By Cathy Nelson
HOT SPRINGS - Security has been stepped up at the Fall River County Courthouse. If you enter the courtroom, that is located on the second floor of the courthouse, be prepared to walk through a metal detector. A deputy will be present to man the machine. A basket will be present where you place your keys, phone and any other metal items that could set off the alarm.
“It’s just like the airport,” said Lyle Jensen, who is courthouse Maintenance Supervisor, “if the alarm sounds, the person has to go through the detector again and remove the item that sets off the alarm. If a person leaves the court and then returns, they also must go through the detector again.”
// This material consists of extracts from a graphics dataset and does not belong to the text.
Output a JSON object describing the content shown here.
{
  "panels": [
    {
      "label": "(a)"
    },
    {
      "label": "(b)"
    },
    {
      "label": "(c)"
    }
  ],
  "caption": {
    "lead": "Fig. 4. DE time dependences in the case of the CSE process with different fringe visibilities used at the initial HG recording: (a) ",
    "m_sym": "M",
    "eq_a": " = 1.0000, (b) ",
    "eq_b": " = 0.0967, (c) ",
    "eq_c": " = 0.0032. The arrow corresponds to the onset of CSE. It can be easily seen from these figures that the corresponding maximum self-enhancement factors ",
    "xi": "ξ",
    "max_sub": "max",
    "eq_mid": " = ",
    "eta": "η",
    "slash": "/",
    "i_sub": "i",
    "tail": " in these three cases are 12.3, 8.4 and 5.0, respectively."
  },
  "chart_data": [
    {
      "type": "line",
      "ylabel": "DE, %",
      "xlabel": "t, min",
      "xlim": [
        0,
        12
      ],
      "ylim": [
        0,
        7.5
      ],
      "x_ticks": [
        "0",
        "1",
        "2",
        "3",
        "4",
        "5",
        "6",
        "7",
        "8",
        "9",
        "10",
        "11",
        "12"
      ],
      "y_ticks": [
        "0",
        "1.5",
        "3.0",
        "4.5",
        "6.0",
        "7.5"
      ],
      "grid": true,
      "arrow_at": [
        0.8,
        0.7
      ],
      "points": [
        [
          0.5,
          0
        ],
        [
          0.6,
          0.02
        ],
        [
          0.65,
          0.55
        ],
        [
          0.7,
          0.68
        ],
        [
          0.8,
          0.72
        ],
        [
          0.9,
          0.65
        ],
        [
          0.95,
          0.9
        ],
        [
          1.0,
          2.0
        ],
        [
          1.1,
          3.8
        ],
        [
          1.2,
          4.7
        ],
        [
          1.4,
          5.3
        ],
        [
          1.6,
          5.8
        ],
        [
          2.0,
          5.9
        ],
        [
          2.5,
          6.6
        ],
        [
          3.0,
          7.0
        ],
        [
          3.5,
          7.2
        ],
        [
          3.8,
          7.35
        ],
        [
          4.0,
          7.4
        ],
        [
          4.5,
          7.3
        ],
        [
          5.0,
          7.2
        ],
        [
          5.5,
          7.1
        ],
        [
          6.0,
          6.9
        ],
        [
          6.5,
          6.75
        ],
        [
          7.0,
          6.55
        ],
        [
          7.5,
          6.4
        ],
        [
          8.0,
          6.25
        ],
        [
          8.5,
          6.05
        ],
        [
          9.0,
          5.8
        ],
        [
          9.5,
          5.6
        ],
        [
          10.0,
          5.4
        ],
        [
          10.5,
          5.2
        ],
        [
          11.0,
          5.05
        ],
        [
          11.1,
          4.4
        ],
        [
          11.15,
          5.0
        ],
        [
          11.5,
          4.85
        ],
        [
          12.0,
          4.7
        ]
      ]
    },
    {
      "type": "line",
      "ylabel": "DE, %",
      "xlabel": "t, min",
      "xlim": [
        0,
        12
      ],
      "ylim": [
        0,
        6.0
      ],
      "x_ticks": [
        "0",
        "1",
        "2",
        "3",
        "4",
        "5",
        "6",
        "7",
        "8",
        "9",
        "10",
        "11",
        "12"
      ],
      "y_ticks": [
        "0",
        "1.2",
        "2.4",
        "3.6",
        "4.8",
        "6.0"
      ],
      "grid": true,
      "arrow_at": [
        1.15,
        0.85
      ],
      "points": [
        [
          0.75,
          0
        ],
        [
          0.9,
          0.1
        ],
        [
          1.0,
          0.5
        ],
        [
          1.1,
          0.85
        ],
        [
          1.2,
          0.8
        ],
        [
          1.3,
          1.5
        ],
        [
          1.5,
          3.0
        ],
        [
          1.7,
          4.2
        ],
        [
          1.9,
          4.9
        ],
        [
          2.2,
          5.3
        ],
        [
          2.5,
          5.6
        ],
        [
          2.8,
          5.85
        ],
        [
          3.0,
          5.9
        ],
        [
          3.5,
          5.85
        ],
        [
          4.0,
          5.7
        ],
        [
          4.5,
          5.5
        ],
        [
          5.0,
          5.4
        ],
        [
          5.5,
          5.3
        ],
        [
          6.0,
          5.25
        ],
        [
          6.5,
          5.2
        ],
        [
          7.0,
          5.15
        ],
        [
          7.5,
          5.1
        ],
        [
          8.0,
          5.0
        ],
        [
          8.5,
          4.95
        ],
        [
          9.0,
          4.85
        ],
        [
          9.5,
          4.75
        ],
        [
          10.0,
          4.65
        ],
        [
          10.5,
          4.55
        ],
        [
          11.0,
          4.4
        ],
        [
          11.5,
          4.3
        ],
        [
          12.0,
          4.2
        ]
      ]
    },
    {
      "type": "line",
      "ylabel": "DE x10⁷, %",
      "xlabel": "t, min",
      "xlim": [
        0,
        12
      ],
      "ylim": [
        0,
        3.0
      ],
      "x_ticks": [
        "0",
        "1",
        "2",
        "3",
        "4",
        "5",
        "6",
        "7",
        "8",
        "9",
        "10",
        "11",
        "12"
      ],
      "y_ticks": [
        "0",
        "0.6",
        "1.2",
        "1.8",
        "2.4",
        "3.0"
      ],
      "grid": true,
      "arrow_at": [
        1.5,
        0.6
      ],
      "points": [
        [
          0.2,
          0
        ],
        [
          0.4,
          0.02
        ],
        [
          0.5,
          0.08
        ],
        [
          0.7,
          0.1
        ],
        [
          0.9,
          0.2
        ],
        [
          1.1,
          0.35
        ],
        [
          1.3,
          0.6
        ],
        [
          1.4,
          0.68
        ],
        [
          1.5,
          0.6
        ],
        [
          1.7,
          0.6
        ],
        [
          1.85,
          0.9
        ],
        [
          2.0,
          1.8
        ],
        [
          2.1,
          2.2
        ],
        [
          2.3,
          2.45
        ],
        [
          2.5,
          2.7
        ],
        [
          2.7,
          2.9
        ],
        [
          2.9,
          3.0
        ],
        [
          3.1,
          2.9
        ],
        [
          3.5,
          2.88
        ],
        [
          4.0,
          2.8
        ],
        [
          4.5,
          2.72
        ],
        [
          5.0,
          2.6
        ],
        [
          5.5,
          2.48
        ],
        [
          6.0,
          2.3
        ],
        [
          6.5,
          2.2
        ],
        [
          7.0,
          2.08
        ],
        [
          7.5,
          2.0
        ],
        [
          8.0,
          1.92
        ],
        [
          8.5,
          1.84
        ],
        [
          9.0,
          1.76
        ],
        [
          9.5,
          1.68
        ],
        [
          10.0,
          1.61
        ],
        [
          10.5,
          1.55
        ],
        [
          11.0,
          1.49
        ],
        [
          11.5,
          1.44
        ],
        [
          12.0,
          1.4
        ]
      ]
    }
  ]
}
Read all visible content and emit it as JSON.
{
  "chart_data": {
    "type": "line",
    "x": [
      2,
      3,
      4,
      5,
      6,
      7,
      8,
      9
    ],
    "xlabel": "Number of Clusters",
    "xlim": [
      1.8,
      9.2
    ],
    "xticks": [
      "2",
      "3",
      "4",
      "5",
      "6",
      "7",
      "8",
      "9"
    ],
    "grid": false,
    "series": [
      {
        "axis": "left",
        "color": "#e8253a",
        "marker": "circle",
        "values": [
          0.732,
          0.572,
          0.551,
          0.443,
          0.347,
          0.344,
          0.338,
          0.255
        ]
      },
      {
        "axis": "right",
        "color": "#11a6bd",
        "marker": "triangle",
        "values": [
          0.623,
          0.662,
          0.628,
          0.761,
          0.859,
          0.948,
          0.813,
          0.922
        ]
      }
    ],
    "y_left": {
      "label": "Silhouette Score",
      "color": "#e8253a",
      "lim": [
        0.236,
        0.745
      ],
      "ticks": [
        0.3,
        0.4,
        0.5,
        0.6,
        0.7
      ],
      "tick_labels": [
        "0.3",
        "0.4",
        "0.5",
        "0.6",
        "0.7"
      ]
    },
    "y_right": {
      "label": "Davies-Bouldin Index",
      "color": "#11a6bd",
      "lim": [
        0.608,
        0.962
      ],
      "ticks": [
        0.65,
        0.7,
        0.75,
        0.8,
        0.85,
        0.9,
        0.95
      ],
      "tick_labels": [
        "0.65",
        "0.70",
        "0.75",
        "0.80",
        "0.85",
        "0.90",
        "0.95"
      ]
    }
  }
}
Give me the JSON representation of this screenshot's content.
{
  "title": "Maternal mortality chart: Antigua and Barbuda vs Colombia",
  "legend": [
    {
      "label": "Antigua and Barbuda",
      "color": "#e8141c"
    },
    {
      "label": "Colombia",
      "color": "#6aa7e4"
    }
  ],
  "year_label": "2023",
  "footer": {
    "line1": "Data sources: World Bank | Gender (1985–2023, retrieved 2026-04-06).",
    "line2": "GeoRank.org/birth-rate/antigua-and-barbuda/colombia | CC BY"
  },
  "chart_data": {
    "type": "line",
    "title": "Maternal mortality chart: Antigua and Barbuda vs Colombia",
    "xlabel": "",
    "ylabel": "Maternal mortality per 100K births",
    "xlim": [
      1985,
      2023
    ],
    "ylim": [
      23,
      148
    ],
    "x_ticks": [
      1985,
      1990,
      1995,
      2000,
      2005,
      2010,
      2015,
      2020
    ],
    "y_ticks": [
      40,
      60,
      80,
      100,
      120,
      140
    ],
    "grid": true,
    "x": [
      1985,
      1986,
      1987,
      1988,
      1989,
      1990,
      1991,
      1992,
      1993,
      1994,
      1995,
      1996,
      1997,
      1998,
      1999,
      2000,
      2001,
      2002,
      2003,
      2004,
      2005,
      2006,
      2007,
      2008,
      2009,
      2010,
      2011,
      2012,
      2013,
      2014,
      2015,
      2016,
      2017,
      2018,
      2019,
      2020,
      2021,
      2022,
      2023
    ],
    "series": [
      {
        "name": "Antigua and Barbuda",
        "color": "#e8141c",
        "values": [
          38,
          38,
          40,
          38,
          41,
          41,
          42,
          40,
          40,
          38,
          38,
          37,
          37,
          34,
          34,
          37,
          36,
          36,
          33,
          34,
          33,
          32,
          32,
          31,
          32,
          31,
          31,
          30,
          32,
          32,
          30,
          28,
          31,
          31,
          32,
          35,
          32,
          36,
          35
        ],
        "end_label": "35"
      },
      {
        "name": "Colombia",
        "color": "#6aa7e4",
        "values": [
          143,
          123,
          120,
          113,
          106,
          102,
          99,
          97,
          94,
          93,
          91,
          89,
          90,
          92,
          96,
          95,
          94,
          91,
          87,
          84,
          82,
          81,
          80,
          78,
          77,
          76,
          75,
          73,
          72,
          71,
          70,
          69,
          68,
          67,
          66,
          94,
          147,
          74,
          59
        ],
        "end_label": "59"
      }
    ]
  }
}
About two years ago the 7th Circuit Court judge requested that the county conduct a Homeland Security study. As a result of the study, three security components have been added to the courthouse. First, electric door locks were installed on the outside of the courthouse doors. The cost was $13,000, but the county did not have to pay for the locks due to a homeland security grant that paid 100 percent of the cost.
Next to be installed were bullet-resistant panels that were placed around the judge’s desk and the clerk’s desk. The cost for that project was $2,000. A matching grant paid 50 percent.
Then, about a month and half ago, the metal detector was set up outside the courtroom door. The cost was a little over $4,000, but a 50 percent matching grant helped pay for it.
A deputy and a maintenance person have been manning the detector on court days, but on November 20, the County Commissioners approved the hiring of a deputy for $18,000 for the sole purpose of running the metal detector when court is in session.
Cathy Nelson/Fall River County Herald
Fall River County Commissioner Joe Falkenburg walks through the recently-installed metal detector on the way into the county courtroom, where the county commissioners meet twice a month.